Minister for Planning and Finance
- In office 25 May 2018 – 1 February 2021
- President: Win Myint
- Preceded by: Kyaw Win
- Succeeded by: Win Shein

Minister for Industry of Myanmar
- In office 30 July 2019 – 28 Nov 2019
- Preceded by: Khin Maung Cho

Personal details
- Born: 13 December 1938 (age 87) Moulmein, Burma (Myanmar)
- Party: Independent
- Spouse: Ma Ma Swe

= Soe Win (minister) =

Burmese politician

U Soe Win (စိုးဝင်း /my/; born 13 December 1938) is the former Minister for Planning and Finance of Myanmar (Burma). He is a financial professional and previously served as the managing partner of Deloitte in Myanmar.

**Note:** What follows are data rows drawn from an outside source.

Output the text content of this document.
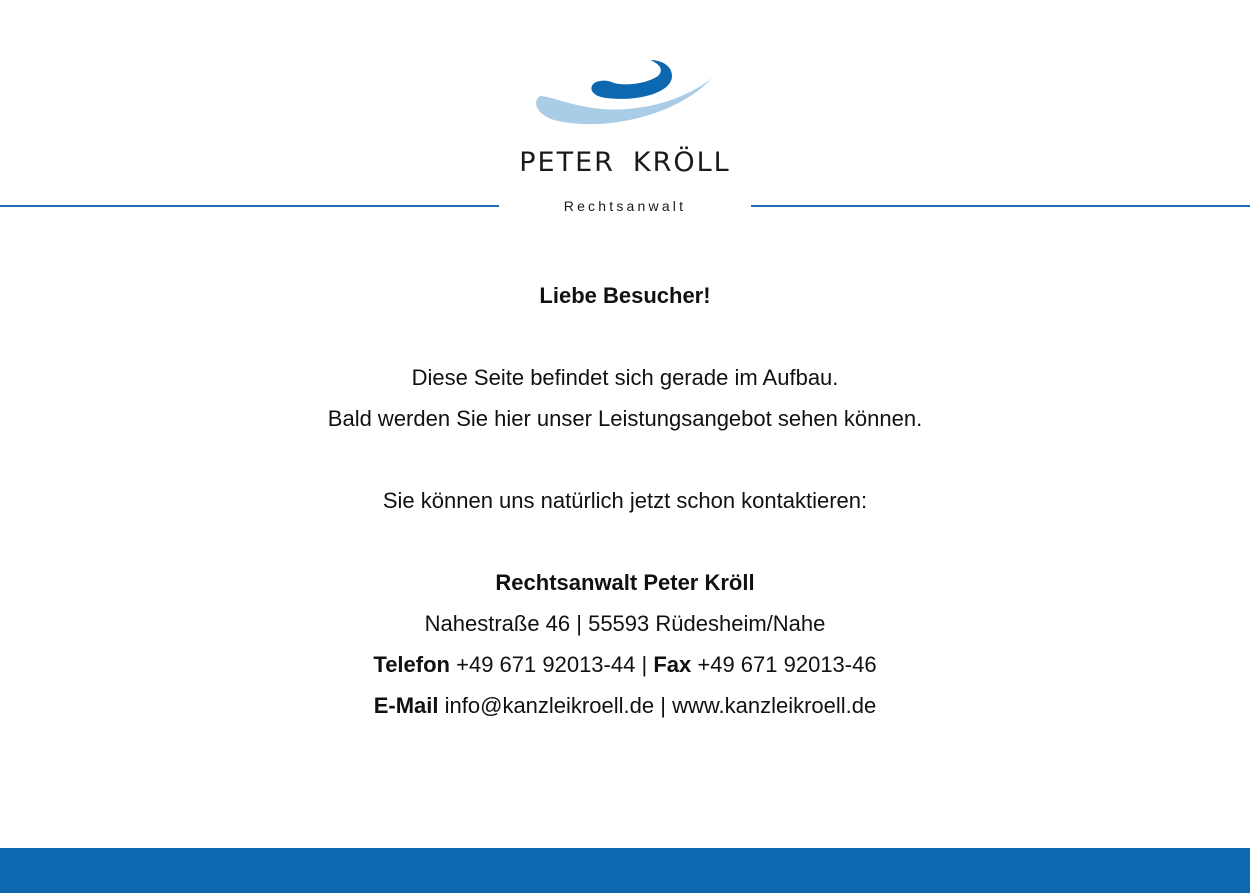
PETER KRÖLL
Rechtsanwalt

Liebe Besucher!

Diese Seite befindet sich gerade im Aufbau.

Bald werden Sie hier unser Leistungsangebot sehen können.

Sie können uns natürlich jetzt schon kontaktieren:

Rechtsanwalt Peter Kröll

Nahestraße 46 | 55593 Rüdesheim/Nahe

Telefon +49 671 92013-44 | Fax +49 671 92013-46

E-Mail info@kanzleikroell.de | www.kanzleikroell.de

== Early life and education ==
Soe Win was born in Moulmein, British Burma (now Mawlamyaing, Myanmar) on 13 December 1938 to parents U Tin and Daw Ngwe Pwint. He possesses BA, LLB and DMA qualifications. He is married to Mar Mar Swe.

== Career ==
Soe Win entered the banking trade in 1961, joining a state-owned commercial bank as Deputy Manager in 1961. He was appointed as the Deputy Controller of Foreign Exchange (Myanmar Foreign Trade Bank) in 1990 and as General Manager in 1993. He serves on the board of Renaissance Institute, a Myanmar-based think tank. He subsequently founded Myanmar Vigour in 2003, which became a member firm of Deloitte in 2015. He specializes in Myanmar taxation, investment laws and banking.

After Kyaw Win's resignation as the incumbent Minister of Planning and Finance during a corruption investigation, Soe Win was nominated by President Win Myint as the successor on 29 May 2018. In the aftermath of the military-led 2021 Myanmar coup d'état, the Myanmar Armed Forces appointed Win Shein as Soe Win's successor on 1 February 2021. Soe Win was placed under house arrest by the Myanmar Armed Forces.